On March 10, 2023, Coterra Energy Inc. (the “Company”) entered into a revolving credit agreement (the “Credit Agreement”) with JPMorgan Chase Bank, N.A., as administrative agent (“JPMorgan”), and certain lenders and issuing banks party thereto. The aggregate revolving commitments under the Credit Agreement are $1.5 billion, with a discretionary swingline sub-facility of up to $100 million and a letter of credit sub-facility of up to $500 million. The Company may also increase the revolving commitments under the Credit Agreement by up to an additional $500 million subject to certain conditions and the agreement of the lenders providing commitments with respect to such increase.
Borrowings under the Credit Agreement bear interest at a rate per annum equal to, at the Company’s option, either a term SOFR rate plus a 0.10 percent credit spread adjustment for all tenors or a base rate, plus an interest rate margin which ranges from 0 to 75 basis points for base rate loans and 100 to 175 basis points for term SOFR loans based on the Company’s credit rating. The commitment fee on the unused available credit is calculated at annual rates ranging from 10 basis points to 27.5 basis points. The Credit Agreement matures on March 10, 2028. The maturity date can be extended for additional one year periods on up to two occasions upon the agreement of the Company and lenders holding at least 50 percent of the commitments under the Credit Agreement.

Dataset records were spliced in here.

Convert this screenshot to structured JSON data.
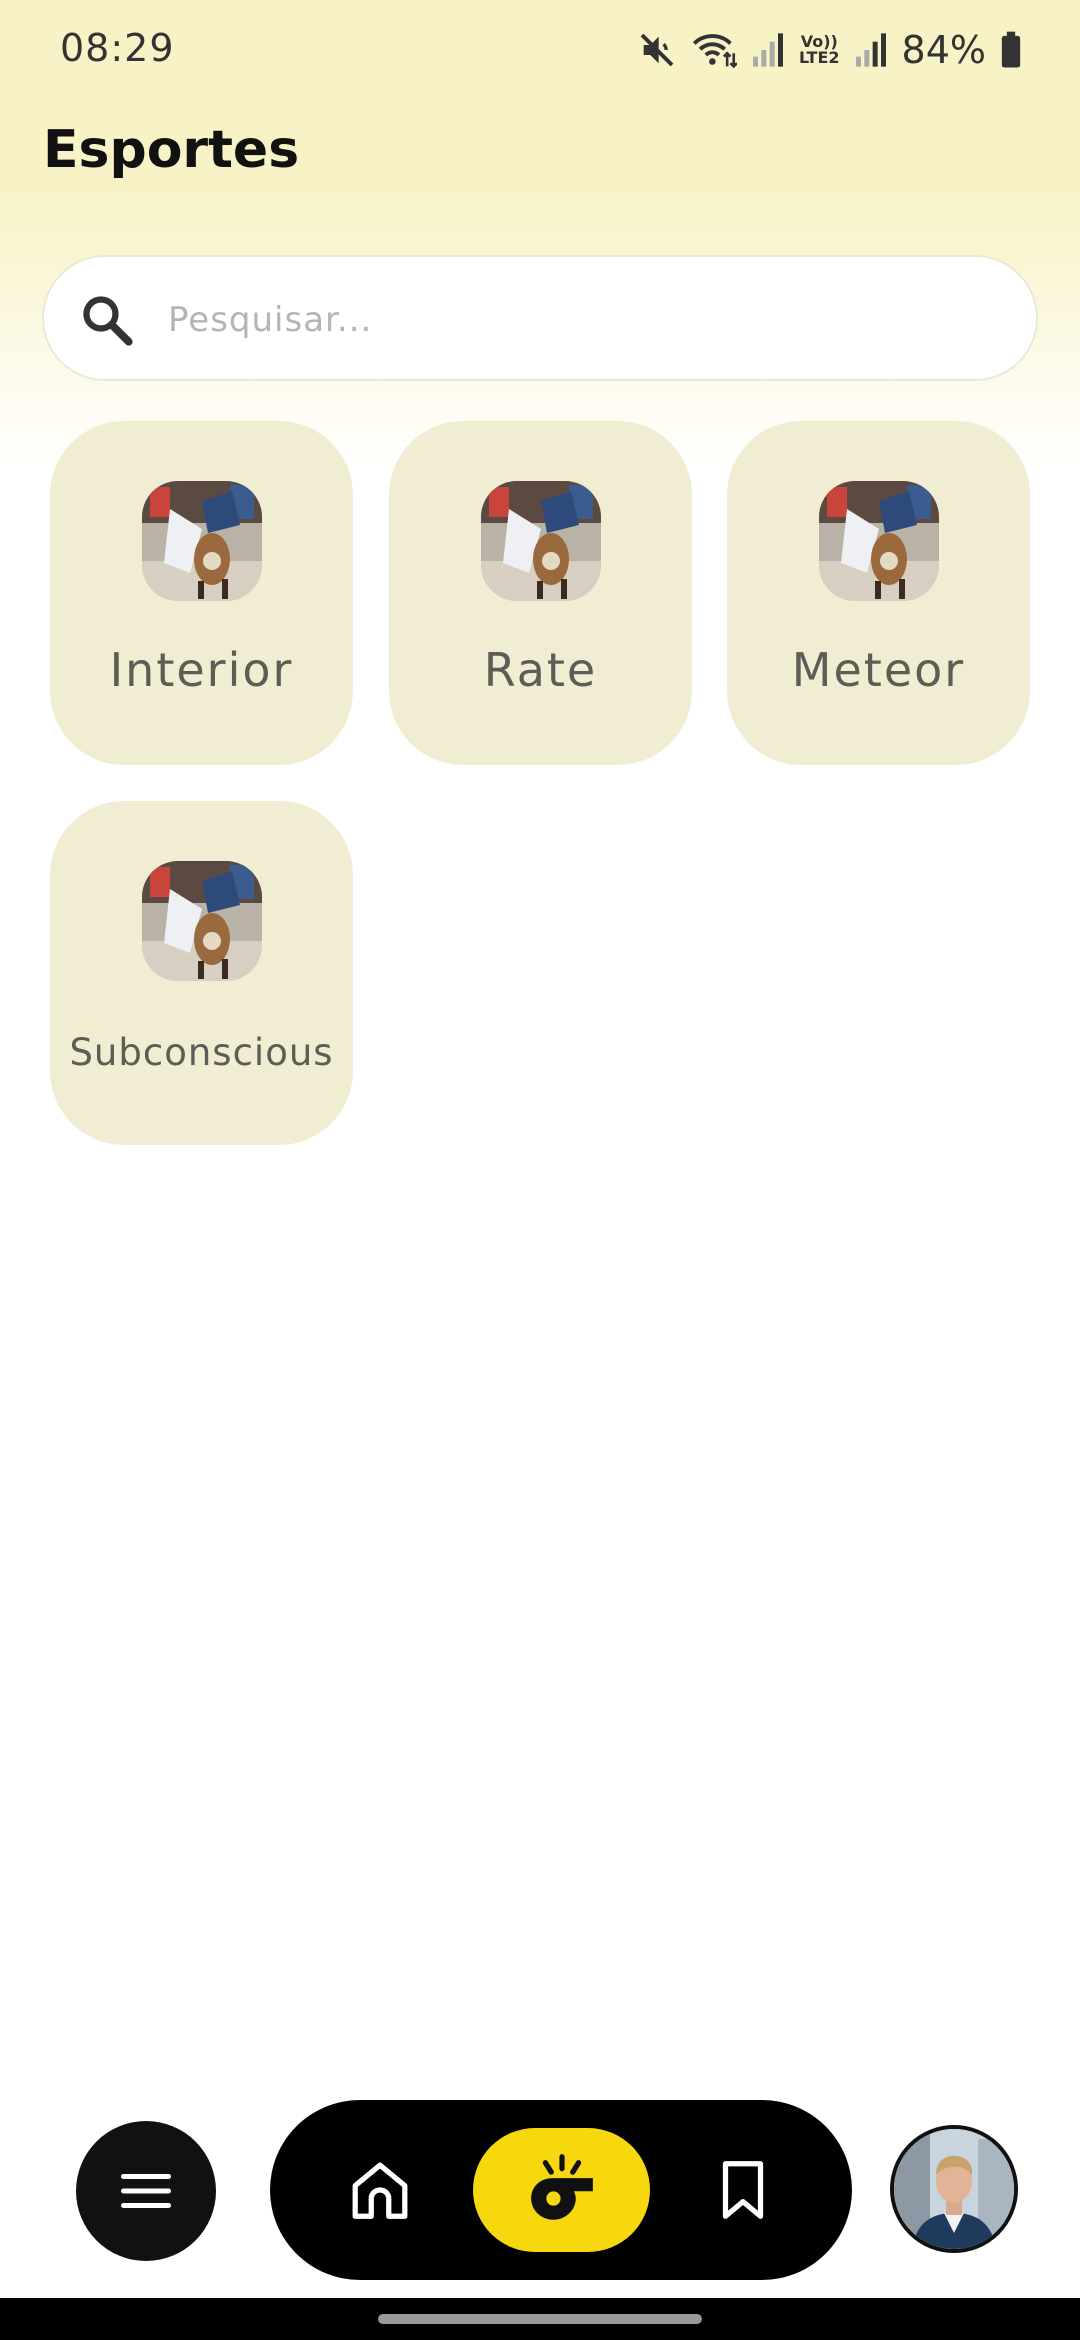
{
  "status_bar": {
    "time": "08:29",
    "battery": "84%",
    "network_label_top": "Vo))",
    "network_label_bottom": "LTE2",
    "icons": [
      "mute-icon",
      "wifi-icon",
      "signal-icon",
      "signal-icon",
      "battery-icon"
    ]
  },
  "header": {
    "title": "Esportes"
  },
  "search": {
    "placeholder": "Pesquisar...",
    "value": ""
  },
  "categories": [
    {
      "label": "Interior"
    },
    {
      "label": "Rate"
    },
    {
      "label": "Meteor"
    },
    {
      "label": "Subconscious"
    }
  ],
  "bottom_nav": {
    "items": [
      "menu-icon",
      "home-icon",
      "whistle-icon",
      "bookmark-icon",
      "avatar"
    ],
    "active": "whistle-icon",
    "accent_color": "#f7d80e"
  },
  "colors": {
    "background_top": "#f8f3c6",
    "card_background": "#f1edd3",
    "nav_background": "#000000"
  }
}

The Credit Agreement contains customary covenants, including the maintenance of a maximum leverage ratio of no more than 3.0 to 1.0 as of the last day of any fiscal quarter until such time as the Company has no other debt in a principal amount in excess of $75 million outstanding that has a financial maintenance covenant based on a leverage ratio, at which time the Credit Agreement requires maintenance of a ratio of total debt to total capitalization of no more than 65 percent (with all calculations based on definitions contained in the Credit Agreement).
Concurrently with the Company’s entry into the Credit Agreement, the Company terminated its existing second amended and restated credit agreement, dated as of April 22, 2019 (as amended, the “Existing Credit Agreement”), with the lenders party thereto and JPMorgan, as administrative agent thereunder.
JPMorgan and certain of the lenders under the Credit Agreement and their affiliates have provided, from time to time, and continue to provide commercial banking and related services, as well as investment banking, financial advisory and other services to the Company and/or to the Company’s affiliates, for which we have paid, and intend to pay, customary fees, and, in some cases, out-of-pocket expenses.
The foregoing summary does not purport to be complete and is subject to, and qualified in its entirety by, the Credit Agreement attached as Exhibit 10.1 and which is incorporated herein by reference.